LayerDAG: A Layerwise Autoregressive Diffusion Model for Directed Acyclic Graph Generation
This work addresses the problem of generating synthetic DAGs for benchmarking computing systems while preserving intellectual property, representing an incremental advancement in DAG generative models.
The paper tackles the challenge of generating realistic directed acyclic graphs (DAGs) for domains like hardware synthesis and computing system benchmarking, introducing LayerDAG, an autoregressive diffusion model that outperforms existing methods in expressiveness and generalization, particularly for large-scale DAGs with up to 400 nodes, and enhances ML-based surrogate model training for improved accuracy in performance prediction.
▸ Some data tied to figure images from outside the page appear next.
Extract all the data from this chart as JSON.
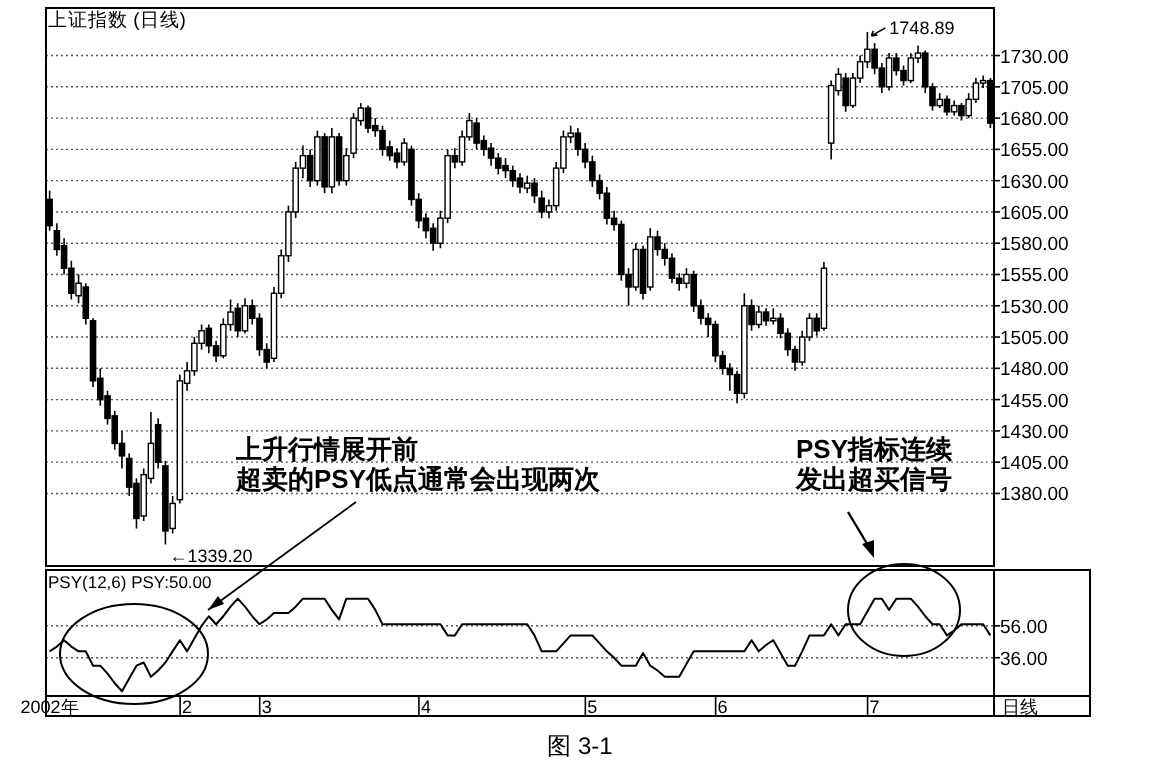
{
  "chart_data": [
    {
      "type": "candlestick",
      "title": "上证指数 (日线)",
      "color": "#000000",
      "categories": [
        null,
        null,
        null,
        null,
        null,
        null,
        null,
        null,
        null,
        null,
        null,
        null,
        null,
        null,
        null,
        null,
        null,
        null,
        null,
        null,
        null,
        null,
        null,
        null,
        null,
        null,
        null,
        null,
        null,
        null,
        null,
        null,
        null,
        null,
        null,
        null,
        null,
        null,
        null,
        null,
        null,
        null,
        null,
        null,
        null,
        null,
        null,
        null,
        null,
        null,
        null,
        null,
        null,
        null,
        null,
        null,
        null,
        null,
        null,
        null,
        null,
        null,
        null,
        null,
        null,
        null,
        null,
        null,
        null,
        null,
        null,
        null,
        null,
        null,
        null,
        null,
        null,
        null,
        null,
        null,
        null,
        null,
        null,
        null,
        null,
        null,
        null,
        null,
        null,
        null,
        null,
        null,
        null,
        null,
        null,
        null,
        null,
        null,
        null,
        null,
        null,
        null,
        null,
        null,
        null,
        null,
        null,
        null,
        null,
        null,
        null,
        null,
        null,
        null,
        null,
        null,
        null,
        null,
        null,
        null,
        null,
        null,
        null,
        null,
        null,
        null,
        null,
        null,
        null,
        null,
        null
      ],
      "ohlc": [
        [
          1615,
          1622,
          1590,
          1594
        ],
        [
          1590,
          1596,
          1570,
          1575
        ],
        [
          1578,
          1584,
          1555,
          1560
        ],
        [
          1560,
          1566,
          1535,
          1540
        ],
        [
          1538,
          1555,
          1532,
          1548
        ],
        [
          1545,
          1548,
          1515,
          1520
        ],
        [
          1518,
          1520,
          1465,
          1470
        ],
        [
          1472,
          1480,
          1450,
          1455
        ],
        [
          1458,
          1462,
          1435,
          1440
        ],
        [
          1442,
          1446,
          1415,
          1420
        ],
        [
          1420,
          1430,
          1400,
          1410
        ],
        [
          1408,
          1412,
          1378,
          1385
        ],
        [
          1388,
          1392,
          1352,
          1360
        ],
        [
          1362,
          1400,
          1358,
          1395
        ],
        [
          1392,
          1445,
          1388,
          1420
        ],
        [
          1435,
          1440,
          1400,
          1405
        ],
        [
          1402,
          1406,
          1339.2,
          1350
        ],
        [
          1352,
          1378,
          1348,
          1372
        ],
        [
          1375,
          1475,
          1372,
          1470
        ],
        [
          1468,
          1485,
          1462,
          1478
        ],
        [
          1478,
          1505,
          1474,
          1500
        ],
        [
          1500,
          1515,
          1495,
          1510
        ],
        [
          1512,
          1515,
          1492,
          1498
        ],
        [
          1498,
          1502,
          1485,
          1490
        ],
        [
          1490,
          1520,
          1488,
          1515
        ],
        [
          1515,
          1535,
          1510,
          1525
        ],
        [
          1528,
          1532,
          1505,
          1510
        ],
        [
          1510,
          1536,
          1508,
          1530
        ],
        [
          1530,
          1535,
          1515,
          1520
        ],
        [
          1520,
          1524,
          1490,
          1495
        ],
        [
          1495,
          1500,
          1480,
          1485
        ],
        [
          1488,
          1545,
          1485,
          1540
        ],
        [
          1540,
          1575,
          1536,
          1570
        ],
        [
          1570,
          1610,
          1565,
          1605
        ],
        [
          1605,
          1645,
          1600,
          1640
        ],
        [
          1640,
          1658,
          1632,
          1650
        ],
        [
          1650,
          1655,
          1625,
          1630
        ],
        [
          1630,
          1670,
          1626,
          1665
        ],
        [
          1665,
          1668,
          1620,
          1625
        ],
        [
          1625,
          1672,
          1620,
          1665
        ],
        [
          1665,
          1668,
          1626,
          1630
        ],
        [
          1630,
          1656,
          1626,
          1650
        ],
        [
          1652,
          1684,
          1648,
          1680
        ],
        [
          1678,
          1692,
          1674,
          1688
        ],
        [
          1688,
          1690,
          1668,
          1672
        ],
        [
          1674,
          1680,
          1665,
          1670
        ],
        [
          1670,
          1674,
          1650,
          1655
        ],
        [
          1657,
          1662,
          1646,
          1650
        ],
        [
          1652,
          1656,
          1640,
          1645
        ],
        [
          1645,
          1664,
          1642,
          1660
        ],
        [
          1655,
          1658,
          1610,
          1615
        ],
        [
          1615,
          1620,
          1592,
          1598
        ],
        [
          1600,
          1604,
          1584,
          1590
        ],
        [
          1592,
          1596,
          1574,
          1580
        ],
        [
          1580,
          1606,
          1576,
          1600
        ],
        [
          1600,
          1655,
          1596,
          1650
        ],
        [
          1650,
          1656,
          1640,
          1645
        ],
        [
          1645,
          1670,
          1642,
          1665
        ],
        [
          1665,
          1684,
          1662,
          1678
        ],
        [
          1676,
          1680,
          1655,
          1660
        ],
        [
          1662,
          1666,
          1650,
          1655
        ],
        [
          1656,
          1660,
          1642,
          1648
        ],
        [
          1648,
          1652,
          1635,
          1640
        ],
        [
          1642,
          1648,
          1632,
          1638
        ],
        [
          1638,
          1642,
          1625,
          1630
        ],
        [
          1632,
          1636,
          1620,
          1625
        ],
        [
          1624,
          1634,
          1620,
          1628
        ],
        [
          1628,
          1632,
          1612,
          1618
        ],
        [
          1616,
          1622,
          1600,
          1605
        ],
        [
          1605,
          1615,
          1600,
          1610
        ],
        [
          1610,
          1645,
          1606,
          1640
        ],
        [
          1640,
          1670,
          1636,
          1665
        ],
        [
          1665,
          1674,
          1660,
          1668
        ],
        [
          1668,
          1672,
          1650,
          1655
        ],
        [
          1655,
          1660,
          1640,
          1645
        ],
        [
          1645,
          1650,
          1625,
          1630
        ],
        [
          1630,
          1635,
          1615,
          1620
        ],
        [
          1620,
          1625,
          1595,
          1600
        ],
        [
          1600,
          1606,
          1590,
          1595
        ],
        [
          1595,
          1598,
          1550,
          1555
        ],
        [
          1555,
          1560,
          1530,
          1545
        ],
        [
          1545,
          1580,
          1542,
          1575
        ],
        [
          1575,
          1578,
          1535,
          1540
        ],
        [
          1545,
          1592,
          1542,
          1585
        ],
        [
          1585,
          1590,
          1570,
          1575
        ],
        [
          1575,
          1580,
          1562,
          1568
        ],
        [
          1568,
          1572,
          1548,
          1552
        ],
        [
          1552,
          1556,
          1542,
          1548
        ],
        [
          1548,
          1560,
          1544,
          1555
        ],
        [
          1555,
          1558,
          1525,
          1530
        ],
        [
          1530,
          1535,
          1515,
          1520
        ],
        [
          1520,
          1524,
          1505,
          1515
        ],
        [
          1515,
          1518,
          1485,
          1490
        ],
        [
          1490,
          1494,
          1475,
          1480
        ],
        [
          1480,
          1484,
          1462,
          1475
        ],
        [
          1475,
          1478,
          1452,
          1460
        ],
        [
          1460,
          1540,
          1456,
          1530
        ],
        [
          1530,
          1535,
          1510,
          1515
        ],
        [
          1515,
          1530,
          1512,
          1525
        ],
        [
          1525,
          1528,
          1514,
          1518
        ],
        [
          1518,
          1528,
          1515,
          1520
        ],
        [
          1520,
          1524,
          1504,
          1508
        ],
        [
          1508,
          1512,
          1490,
          1495
        ],
        [
          1495,
          1498,
          1478,
          1485
        ],
        [
          1485,
          1510,
          1482,
          1505
        ],
        [
          1505,
          1524,
          1502,
          1520
        ],
        [
          1520,
          1524,
          1506,
          1510
        ],
        [
          1512,
          1565,
          1510,
          1560
        ],
        [
          1660,
          1710,
          1647,
          1706
        ],
        [
          1702,
          1720,
          1698,
          1715
        ],
        [
          1712,
          1716,
          1685,
          1690
        ],
        [
          1690,
          1716,
          1688,
          1712
        ],
        [
          1712,
          1730,
          1708,
          1725
        ],
        [
          1725,
          1748.89,
          1720,
          1735
        ],
        [
          1735,
          1740,
          1715,
          1720
        ],
        [
          1720,
          1724,
          1700,
          1705
        ],
        [
          1705,
          1732,
          1702,
          1728
        ],
        [
          1728,
          1732,
          1714,
          1718
        ],
        [
          1718,
          1722,
          1706,
          1710
        ],
        [
          1710,
          1732,
          1708,
          1728
        ],
        [
          1728,
          1738,
          1724,
          1732
        ],
        [
          1732,
          1734,
          1700,
          1705
        ],
        [
          1705,
          1708,
          1686,
          1690
        ],
        [
          1690,
          1700,
          1688,
          1695
        ],
        [
          1695,
          1698,
          1682,
          1685
        ],
        [
          1685,
          1694,
          1682,
          1690
        ],
        [
          1690,
          1692,
          1678,
          1682
        ],
        [
          1682,
          1700,
          1680,
          1695
        ],
        [
          1695,
          1712,
          1692,
          1708
        ],
        [
          1708,
          1714,
          1704,
          1710
        ],
        [
          1710,
          1712,
          1672,
          1676
        ]
      ],
      "ylim": [
        1322,
        1768
      ],
      "yticks": [
        {
          "value": 1380,
          "label": "1380.00"
        },
        {
          "value": 1405,
          "label": "1405.00"
        },
        {
          "value": 1430,
          "label": "1430.00"
        },
        {
          "value": 1455,
          "label": "1455.00"
        },
        {
          "value": 1480,
          "label": "1480.00"
        },
        {
          "value": 1505,
          "label": "1505.00"
        },
        {
          "value": 1530,
          "label": "1530.00"
        },
        {
          "value": 1555,
          "label": "1555.00"
        },
        {
          "value": 1580,
          "label": "1580.00"
        },
        {
          "value": 1605,
          "label": "1605.00"
        },
        {
          "value": 1630,
          "label": "1630.00"
        },
        {
          "value": 1655,
          "label": "1655.00"
        },
        {
          "value": 1680,
          "label": "1680.00"
        },
        {
          "value": 1705,
          "label": "1705.00"
        },
        {
          "value": 1730,
          "label": "1730.00"
        }
      ],
      "grid": "y",
      "annotations": [
        "1748.89",
        "←1339.20",
        "上升行情展开前",
        "超卖的PSY低点通常会出现两次",
        "PSY指标连续",
        "发出超买信号",
        "图 3-1"
      ]
    },
    {
      "type": "line",
      "title": "PSY(12,6)   PSY:50.00",
      "color": "#000000",
      "categories": [
        "2002年",
        null,
        null,
        null,
        null,
        null,
        null,
        null,
        null,
        null,
        null,
        null,
        null,
        null,
        null,
        null,
        null,
        null,
        null,
        "2",
        null,
        null,
        null,
        null,
        null,
        null,
        null,
        null,
        null,
        null,
        "3",
        null,
        null,
        null,
        null,
        null,
        null,
        null,
        null,
        null,
        null,
        null,
        null,
        null,
        null,
        null,
        null,
        null,
        null,
        null,
        null,
        null,
        "4",
        null,
        null,
        null,
        null,
        null,
        null,
        null,
        null,
        null,
        null,
        null,
        null,
        null,
        null,
        null,
        null,
        null,
        null,
        null,
        null,
        null,
        null,
        "5",
        null,
        null,
        null,
        null,
        null,
        null,
        null,
        null,
        null,
        null,
        null,
        null,
        null,
        null,
        null,
        null,
        null,
        "6",
        null,
        null,
        null,
        null,
        null,
        null,
        null,
        null,
        null,
        null,
        null,
        null,
        null,
        null,
        null,
        null,
        null,
        null,
        null,
        null,
        "7",
        null,
        null,
        null,
        null,
        null,
        null,
        null,
        null,
        null,
        null,
        null,
        null,
        null,
        null,
        null,
        null
      ],
      "values": [
        40,
        43,
        47,
        43,
        40,
        40,
        31,
        31,
        26,
        20,
        15,
        23,
        31,
        33,
        24,
        28,
        33,
        40,
        47,
        40,
        48,
        56,
        62,
        57,
        62,
        68,
        73,
        68,
        62,
        57,
        60,
        64,
        64,
        64,
        68,
        73,
        73,
        73,
        73,
        66,
        60,
        73,
        73,
        73,
        73,
        66,
        57,
        57,
        57,
        57,
        57,
        57,
        57,
        57,
        57,
        50,
        50,
        57,
        57,
        57,
        57,
        57,
        57,
        57,
        57,
        57,
        57,
        50,
        40,
        40,
        40,
        45,
        50,
        50,
        50,
        50,
        45,
        40,
        36,
        31,
        31,
        31,
        39,
        31,
        28,
        24,
        24,
        24,
        32,
        40,
        40,
        40,
        40,
        40,
        40,
        40,
        40,
        47,
        40,
        44,
        47,
        39,
        31,
        31,
        40,
        50,
        50,
        50,
        57,
        50,
        57,
        57,
        57,
        65,
        73,
        73,
        66,
        73,
        73,
        73,
        68,
        62,
        57,
        57,
        50,
        53,
        57,
        57,
        57,
        57,
        50
      ],
      "ylim": [
        12,
        91
      ],
      "yticks": [
        {
          "value": 36,
          "label": "36.00"
        },
        {
          "value": 56,
          "label": "56.00"
        }
      ],
      "grid": "y",
      "annotations": [
        "日线"
      ]
    }
  ]
}
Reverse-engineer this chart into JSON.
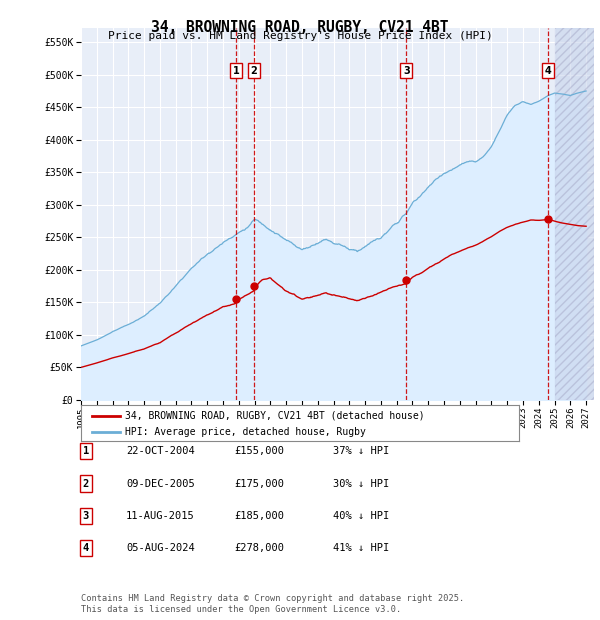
{
  "title": "34, BROWNING ROAD, RUGBY, CV21 4BT",
  "subtitle": "Price paid vs. HM Land Registry's House Price Index (HPI)",
  "yticks": [
    0,
    50000,
    100000,
    150000,
    200000,
    250000,
    300000,
    350000,
    400000,
    450000,
    500000,
    550000
  ],
  "ytick_labels": [
    "£0",
    "£50K",
    "£100K",
    "£150K",
    "£200K",
    "£250K",
    "£300K",
    "£350K",
    "£400K",
    "£450K",
    "£500K",
    "£550K"
  ],
  "xlim_start": 1995.0,
  "xlim_end": 2027.5,
  "ylim_min": 0,
  "ylim_max": 572000,
  "sale_color": "#cc0000",
  "hpi_color": "#6baed6",
  "hpi_fill_color": "#ddeeff",
  "legend_sale_label": "34, BROWNING ROAD, RUGBY, CV21 4BT (detached house)",
  "legend_hpi_label": "HPI: Average price, detached house, Rugby",
  "transactions": [
    {
      "num": 1,
      "date": "22-OCT-2004",
      "date_x": 2004.81,
      "price": 155000,
      "pct": "37% ↓ HPI"
    },
    {
      "num": 2,
      "date": "09-DEC-2005",
      "date_x": 2005.94,
      "price": 175000,
      "pct": "30% ↓ HPI"
    },
    {
      "num": 3,
      "date": "11-AUG-2015",
      "date_x": 2015.61,
      "price": 185000,
      "pct": "40% ↓ HPI"
    },
    {
      "num": 4,
      "date": "05-AUG-2024",
      "date_x": 2024.6,
      "price": 278000,
      "pct": "41% ↓ HPI"
    }
  ],
  "footer": "Contains HM Land Registry data © Crown copyright and database right 2025.\nThis data is licensed under the Open Government Licence v3.0.",
  "background_color": "#e8eef8",
  "xtick_years": [
    1995,
    1996,
    1997,
    1998,
    1999,
    2000,
    2001,
    2002,
    2003,
    2004,
    2005,
    2006,
    2007,
    2008,
    2009,
    2010,
    2011,
    2012,
    2013,
    2014,
    2015,
    2016,
    2017,
    2018,
    2019,
    2020,
    2021,
    2022,
    2023,
    2024,
    2025,
    2026,
    2027
  ]
}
Directed acyclic graphs (DAGs) serve as crucial data representations in domains such as hardware synthesis and compiler/program optimization for computing systems. DAG generative models facilitate the creation of synthetic DAGs, which can be used for benchmarking computing systems while preserving intellectual property. However, generating realistic DAGs is challenging due to their inherent directional and logical dependencies. This paper introduces LayerDAG, an autoregressive diffusion model, to address these challenges. LayerDAG decouples the strong node dependencies into manageable units that can be processed sequentially. By interpreting the partial order of nodes as a sequence of bipartite graphs, LayerDAG leverages autoregressive generation to model directional dependencies and employs diffusion models to capture logical dependencies within each bipartite graph. Comparative analyses demonstrate that LayerDAG outperforms existing DAG generative models in both expressiveness and generalization, particularly for generating large-scale DAGs with up to 400 nodes-a critical scenario for system benchmarking. Extensive experiments on both synthetic and real-world flow graphs from various computing platforms show that LayerDAG generates valid DAGs with superior statistical properties and benchmarking performance. The synthetic DAGs generated by LayerDAG enhance the training of ML-based surrogate models, resulting in improved accuracy in predicting performance metrics of real-world DAGs across diverse computing platforms.